Use “Bee Breath” to Get Anxiety to Buzz Off


By Rachel Brahinsky  |  

Anxiety is commonly associated with short, tight upper-chest breathing, says Timothy McCall, MD. Relaxation, on the other hand, comes with slower breaths that originate from the diaphragm. “Lengthening exhalation relative to inhalation reduces the ‘fight or flight’ impulse and maintains a healthy level of carbon dioxide in the blood, which helps you relax,” he says.

For anxiety, McCall recommends a pranayama (breathwork) technique known as brahmari, Sanskrit word that means “bee.” The practice is named for the humming sound that bees make. The sound is soothing for a spinning mind, and the practice lengthens the exhalation without excessive strain.

Brahmari can be used as a regular daily practice to encourage relaxation or as an on-the-spot remedy. Because of the buzzing sound, however, it’s the kind of practice that you might not choose to do in public. If you are out somewhere and experiencing anxiety, look for a place that’s relatively private, like a bathroom or your parked car.

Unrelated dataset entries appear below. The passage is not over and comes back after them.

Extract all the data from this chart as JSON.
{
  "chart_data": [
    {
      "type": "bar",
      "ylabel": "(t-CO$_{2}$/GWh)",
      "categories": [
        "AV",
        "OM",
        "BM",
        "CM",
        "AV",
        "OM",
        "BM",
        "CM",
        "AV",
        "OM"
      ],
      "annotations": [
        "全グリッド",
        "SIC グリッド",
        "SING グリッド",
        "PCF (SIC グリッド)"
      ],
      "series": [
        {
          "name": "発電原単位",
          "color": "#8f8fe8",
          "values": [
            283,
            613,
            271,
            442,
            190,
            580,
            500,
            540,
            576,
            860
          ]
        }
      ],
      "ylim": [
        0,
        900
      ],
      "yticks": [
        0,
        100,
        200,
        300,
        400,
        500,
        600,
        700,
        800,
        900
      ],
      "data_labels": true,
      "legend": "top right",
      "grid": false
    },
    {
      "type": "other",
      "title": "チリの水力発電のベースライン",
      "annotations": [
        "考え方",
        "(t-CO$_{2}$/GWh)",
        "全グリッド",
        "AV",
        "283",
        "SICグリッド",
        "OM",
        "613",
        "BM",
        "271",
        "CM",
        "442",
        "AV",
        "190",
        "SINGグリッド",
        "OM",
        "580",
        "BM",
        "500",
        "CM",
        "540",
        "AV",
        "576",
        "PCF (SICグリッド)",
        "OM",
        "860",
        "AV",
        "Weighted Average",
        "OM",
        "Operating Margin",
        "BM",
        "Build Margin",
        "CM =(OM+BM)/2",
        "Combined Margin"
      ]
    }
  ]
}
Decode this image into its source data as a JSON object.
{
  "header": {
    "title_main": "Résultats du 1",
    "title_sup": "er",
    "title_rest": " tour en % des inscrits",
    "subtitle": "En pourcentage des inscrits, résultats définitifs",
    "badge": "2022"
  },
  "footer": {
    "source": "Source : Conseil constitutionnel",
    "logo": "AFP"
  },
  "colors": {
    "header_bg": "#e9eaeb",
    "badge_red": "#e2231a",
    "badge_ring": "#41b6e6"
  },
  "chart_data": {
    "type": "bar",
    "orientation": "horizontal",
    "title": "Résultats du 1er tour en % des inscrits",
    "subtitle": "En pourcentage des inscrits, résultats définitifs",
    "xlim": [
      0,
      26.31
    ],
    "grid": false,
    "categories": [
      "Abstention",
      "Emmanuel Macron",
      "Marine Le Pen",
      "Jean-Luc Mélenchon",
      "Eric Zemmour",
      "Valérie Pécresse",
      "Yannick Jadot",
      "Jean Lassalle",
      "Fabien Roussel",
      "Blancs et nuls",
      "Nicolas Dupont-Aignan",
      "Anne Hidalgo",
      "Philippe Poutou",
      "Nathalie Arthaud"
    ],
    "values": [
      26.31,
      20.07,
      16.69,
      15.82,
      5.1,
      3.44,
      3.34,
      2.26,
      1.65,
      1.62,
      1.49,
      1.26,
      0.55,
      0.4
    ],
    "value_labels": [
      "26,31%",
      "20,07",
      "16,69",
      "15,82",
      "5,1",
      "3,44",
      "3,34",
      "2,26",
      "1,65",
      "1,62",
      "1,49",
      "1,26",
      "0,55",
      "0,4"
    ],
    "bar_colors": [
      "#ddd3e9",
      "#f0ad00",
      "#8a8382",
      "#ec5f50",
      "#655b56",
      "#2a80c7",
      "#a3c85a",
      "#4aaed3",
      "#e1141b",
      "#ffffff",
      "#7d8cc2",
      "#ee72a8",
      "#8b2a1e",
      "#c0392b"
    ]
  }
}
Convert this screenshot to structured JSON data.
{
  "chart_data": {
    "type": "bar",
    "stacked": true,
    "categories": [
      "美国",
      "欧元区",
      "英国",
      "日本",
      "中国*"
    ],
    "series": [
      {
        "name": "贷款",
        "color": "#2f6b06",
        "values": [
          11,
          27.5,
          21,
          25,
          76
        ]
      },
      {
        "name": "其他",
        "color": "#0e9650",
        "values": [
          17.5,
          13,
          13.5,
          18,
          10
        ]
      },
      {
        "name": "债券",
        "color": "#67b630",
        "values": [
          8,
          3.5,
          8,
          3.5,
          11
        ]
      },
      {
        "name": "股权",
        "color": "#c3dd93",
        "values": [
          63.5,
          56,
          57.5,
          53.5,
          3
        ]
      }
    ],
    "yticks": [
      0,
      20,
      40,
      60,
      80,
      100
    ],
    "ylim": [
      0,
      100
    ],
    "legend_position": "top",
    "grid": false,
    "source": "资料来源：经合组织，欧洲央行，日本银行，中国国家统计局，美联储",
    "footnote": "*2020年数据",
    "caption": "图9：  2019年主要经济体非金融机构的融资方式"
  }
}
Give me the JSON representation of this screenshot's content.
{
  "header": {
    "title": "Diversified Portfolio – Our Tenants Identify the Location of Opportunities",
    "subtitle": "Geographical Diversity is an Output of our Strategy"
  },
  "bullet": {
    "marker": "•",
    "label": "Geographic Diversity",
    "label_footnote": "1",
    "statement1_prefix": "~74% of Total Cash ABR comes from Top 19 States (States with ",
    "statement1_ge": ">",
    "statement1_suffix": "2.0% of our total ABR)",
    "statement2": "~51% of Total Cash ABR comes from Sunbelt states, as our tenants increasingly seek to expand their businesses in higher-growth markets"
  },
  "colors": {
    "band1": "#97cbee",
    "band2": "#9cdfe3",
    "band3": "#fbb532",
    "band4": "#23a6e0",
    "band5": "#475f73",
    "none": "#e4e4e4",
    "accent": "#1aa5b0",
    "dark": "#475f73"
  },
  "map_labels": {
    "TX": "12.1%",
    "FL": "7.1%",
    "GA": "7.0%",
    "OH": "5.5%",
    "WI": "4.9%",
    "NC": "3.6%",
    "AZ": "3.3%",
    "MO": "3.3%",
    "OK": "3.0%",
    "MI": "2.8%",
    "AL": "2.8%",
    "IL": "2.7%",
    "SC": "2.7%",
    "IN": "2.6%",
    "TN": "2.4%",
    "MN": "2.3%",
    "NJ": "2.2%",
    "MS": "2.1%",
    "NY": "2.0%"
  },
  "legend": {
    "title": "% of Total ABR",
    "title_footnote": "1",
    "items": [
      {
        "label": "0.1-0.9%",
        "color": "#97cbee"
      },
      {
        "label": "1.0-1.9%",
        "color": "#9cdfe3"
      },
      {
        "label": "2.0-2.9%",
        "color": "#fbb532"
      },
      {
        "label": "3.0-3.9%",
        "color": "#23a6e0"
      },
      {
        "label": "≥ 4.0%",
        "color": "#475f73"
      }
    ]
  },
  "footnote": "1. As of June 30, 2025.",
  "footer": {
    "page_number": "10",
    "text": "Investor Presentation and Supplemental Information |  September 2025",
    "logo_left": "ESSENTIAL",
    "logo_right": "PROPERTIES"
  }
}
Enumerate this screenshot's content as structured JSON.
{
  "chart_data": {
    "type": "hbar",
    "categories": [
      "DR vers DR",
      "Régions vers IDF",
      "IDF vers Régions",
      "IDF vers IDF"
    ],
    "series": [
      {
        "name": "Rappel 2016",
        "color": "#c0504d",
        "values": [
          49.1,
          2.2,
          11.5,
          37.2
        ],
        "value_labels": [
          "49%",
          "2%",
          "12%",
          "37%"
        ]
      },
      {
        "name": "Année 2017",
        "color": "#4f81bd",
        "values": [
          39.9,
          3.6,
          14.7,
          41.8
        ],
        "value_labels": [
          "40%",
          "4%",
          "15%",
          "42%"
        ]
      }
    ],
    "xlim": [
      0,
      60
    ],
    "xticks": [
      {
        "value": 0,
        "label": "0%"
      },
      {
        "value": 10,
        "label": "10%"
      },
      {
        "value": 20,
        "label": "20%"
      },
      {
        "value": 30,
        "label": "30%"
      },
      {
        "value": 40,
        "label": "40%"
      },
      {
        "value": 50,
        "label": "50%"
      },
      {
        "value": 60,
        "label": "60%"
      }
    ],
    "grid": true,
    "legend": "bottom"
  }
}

To practice Brahmari Pranayama, sit comfortably, with the back tall and shoulders relaxed. Start by taking a few natural breaths, and close your eyes (as long as closing them doesn’t produce more anxiety). Then, keeping the lips lightly sealed, inhale through the nostrils. Exhaling, make the sound of the letter M, essentially a humming sound. Sustain the sound until you need to inhale. Then repeat: Inhale through the nose, then hum like a buzzing bee as you exhale. Continue by inhaling as needed and exhaling with this sound for several minutes. You can practice as long as it feels good.

The longer you sustain the humming exhalation, the more relaxing the Bee Breath is likely to be—but forcing the breath beyond your capacity can have the reverse effect, causing even more stress. So don’t force yourself to maintain any particular speed. Inhale whenever necessary, and let the buzzing sound last as long as it is comfortable. Finally, spend a few breaths sitting quietly and noticing whether there are any changes in your breath or mood.”